Phílippos
Da mais alta rebeldia, nasce o que se
denomina dia
Já foi noites, escuros, prisões, alma
vadia e fria
Já brincou de ser parede, escada e
correntes vazias
Brincou de ser dominado, mas só de um lado
O lado rebelado deixou guardado no coração
bobo e esquadrinhado
Pensou em ser métrica, mas acabou virando verso e palavra incerta
Viver um sonho sem reticências é pouco demais para uma alma impressa
Não é obra de um erro, pois já esteve preso em tantos espelhos
A culpa não é de quem lhe concebeu ou lhe trouxe à vida
Tem um coração grande crente e ateu
Uma vontade palestina e uma razão de judeu
Impulsos e visões de ancestrais e pais e sinais ainda a ser
criados
Tão dono de si mesmo, mas tão cativo a impulsos e a desejos
Tão detalhista, tão feroz e pacifista que encanta a quem tem vista
Marcado por manchas e listras se esconde e se camufla por ser mista
Pai de Alexandre o grande e nome de tantos reis bélicos
Fruto de uma Nova Esperança sem medo de ser criança ou algo parecido.

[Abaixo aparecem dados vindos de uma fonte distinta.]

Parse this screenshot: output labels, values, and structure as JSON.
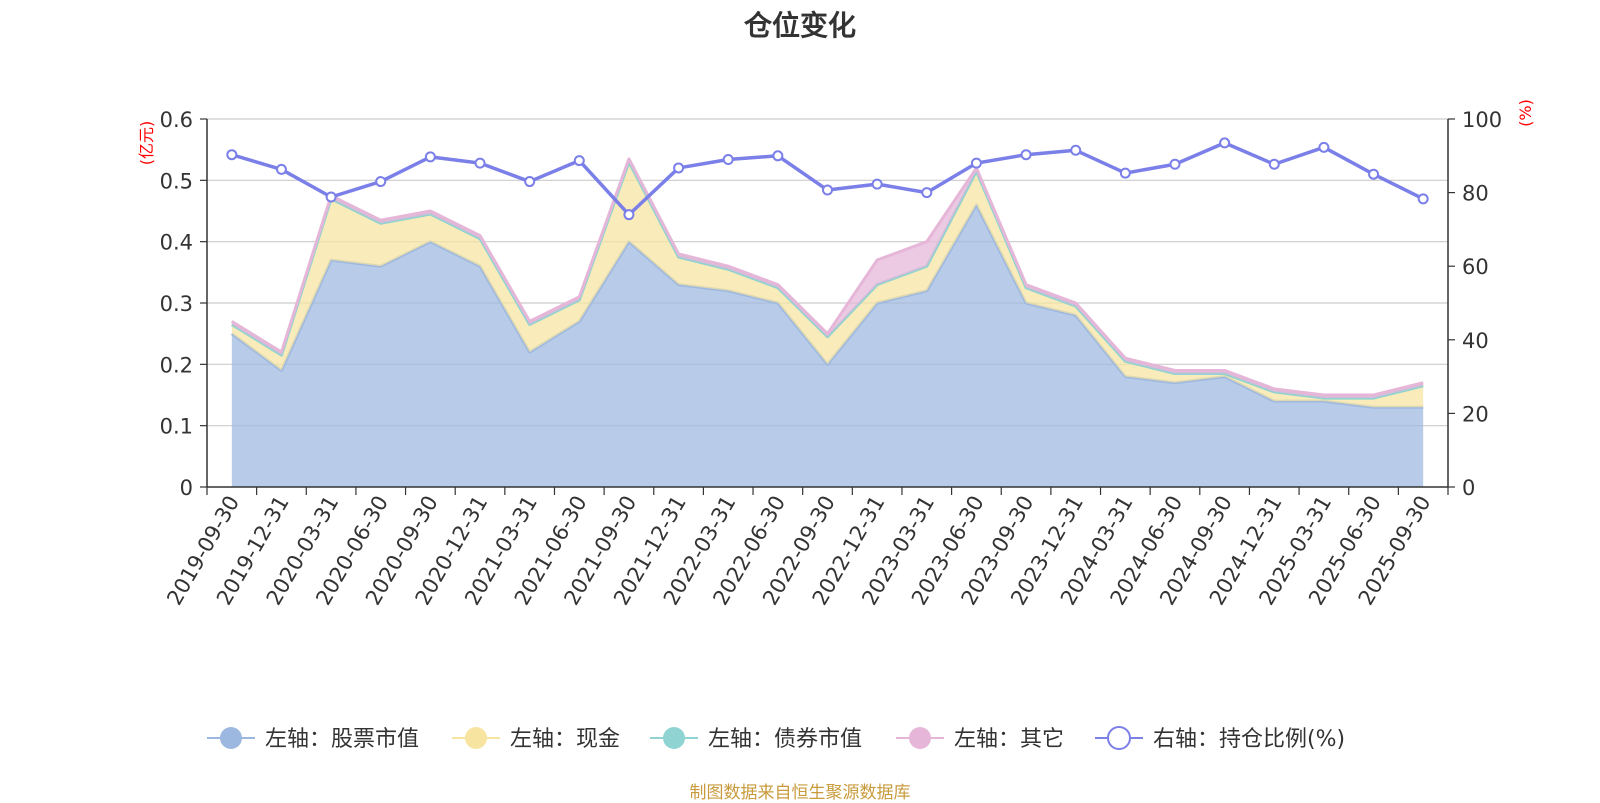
{
  "chart_data": {
    "type": "area",
    "title": "仓位变化",
    "source": "制图数据来自恒生聚源数据库",
    "y_left_unit": "(亿元)",
    "y_right_unit": "(%)",
    "y_left_ticks": [
      "0",
      "0.1",
      "0.2",
      "0.3",
      "0.4",
      "0.5",
      "0.6"
    ],
    "y_right_ticks": [
      "0",
      "20",
      "40",
      "60",
      "80",
      "100"
    ],
    "ylim_left": [
      0,
      0.6
    ],
    "ylim_right": [
      0,
      100
    ],
    "categories": [
      "2019-09-30",
      "2019-12-31",
      "2020-03-31",
      "2020-06-30",
      "2020-09-30",
      "2020-12-31",
      "2021-03-31",
      "2021-06-30",
      "2021-09-30",
      "2021-12-31",
      "2022-03-31",
      "2022-06-30",
      "2022-09-30",
      "2022-12-31",
      "2023-03-31",
      "2023-06-30",
      "2023-09-30",
      "2023-12-31",
      "2024-03-31",
      "2024-06-30",
      "2024-09-30",
      "2024-12-31",
      "2025-03-31",
      "2025-06-30",
      "2025-09-30"
    ],
    "series": [
      {
        "name": "左轴：股票市值",
        "axis": "left",
        "stack": true,
        "color": "#9db8e0",
        "values": [
          0.25,
          0.19,
          0.37,
          0.36,
          0.4,
          0.36,
          0.22,
          0.27,
          0.4,
          0.33,
          0.32,
          0.3,
          0.2,
          0.3,
          0.32,
          0.46,
          0.3,
          0.28,
          0.18,
          0.17,
          0.18,
          0.14,
          0.14,
          0.13,
          0.13
        ]
      },
      {
        "name": "左轴：现金",
        "axis": "left",
        "stack": true,
        "color": "#f7e4a0",
        "values": [
          0.015,
          0.025,
          0.1,
          0.07,
          0.045,
          0.045,
          0.045,
          0.035,
          0.13,
          0.045,
          0.035,
          0.025,
          0.045,
          0.03,
          0.04,
          0.055,
          0.025,
          0.015,
          0.025,
          0.015,
          0.005,
          0.015,
          0.005,
          0.015,
          0.035
        ]
      },
      {
        "name": "左轴：债券市值",
        "axis": "left",
        "stack": true,
        "color": "#8fd3d3",
        "values": [
          0,
          0,
          0,
          0,
          0,
          0,
          0,
          0,
          0,
          0,
          0,
          0,
          0,
          0,
          0,
          0,
          0,
          0,
          0,
          0,
          0,
          0,
          0,
          0,
          0
        ]
      },
      {
        "name": "左轴：其它",
        "axis": "left",
        "stack": true,
        "color": "#e6b6d8",
        "values": [
          0.005,
          0.005,
          0.005,
          0.005,
          0.005,
          0.005,
          0.005,
          0.005,
          0.005,
          0.005,
          0.005,
          0.005,
          0.005,
          0.04,
          0.04,
          0.005,
          0.005,
          0.005,
          0.005,
          0.005,
          0.005,
          0.005,
          0.005,
          0.005,
          0.005
        ]
      },
      {
        "name": "右轴：持仓比例(%)",
        "axis": "right",
        "stack": false,
        "color": "#7b7fe8",
        "values": [
          90.3,
          86.3,
          78.8,
          83.0,
          89.7,
          88.0,
          83.0,
          88.7,
          74.0,
          86.7,
          89.0,
          90.0,
          80.7,
          82.3,
          80.0,
          88.0,
          90.3,
          91.5,
          85.3,
          87.7,
          93.5,
          87.7,
          92.3,
          85.0,
          78.3
        ]
      }
    ]
  }
}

De pisar em palcos e dançar sem pés ou saltos definidos
Pode ser amante de guerras e terras por amigos
De menino vadio a gigante por excelência com alma de deus sem crença
Criado e interpretado à luz de cada contexto incesto
Vive uma página de cada vez como se fosse a única de um freguês
Quer ser compreendido e comprado como ciência
Mas por excelência brinca com paciência no grande palco da vida.
Pai de Alexandre o grande e nome de tantos reis bélicos
Fruto de uma Nova Esperança sem medo de ser criança ou algo parecido.
De pisar em palcos e dançar sem pés ou saltos definidos
Pode ser amante de guerras e terras por amigos
De menino vadio a gigante por excelência com alma de deus sem crença
Criado e interpretado à luz de cada contexto incesto
Vive uma página de cada vez como se fosse a única de um freguês
Quer ser compreendido e comprado como ciência
Mas por excelência brinca com paciência no grande palco da vida.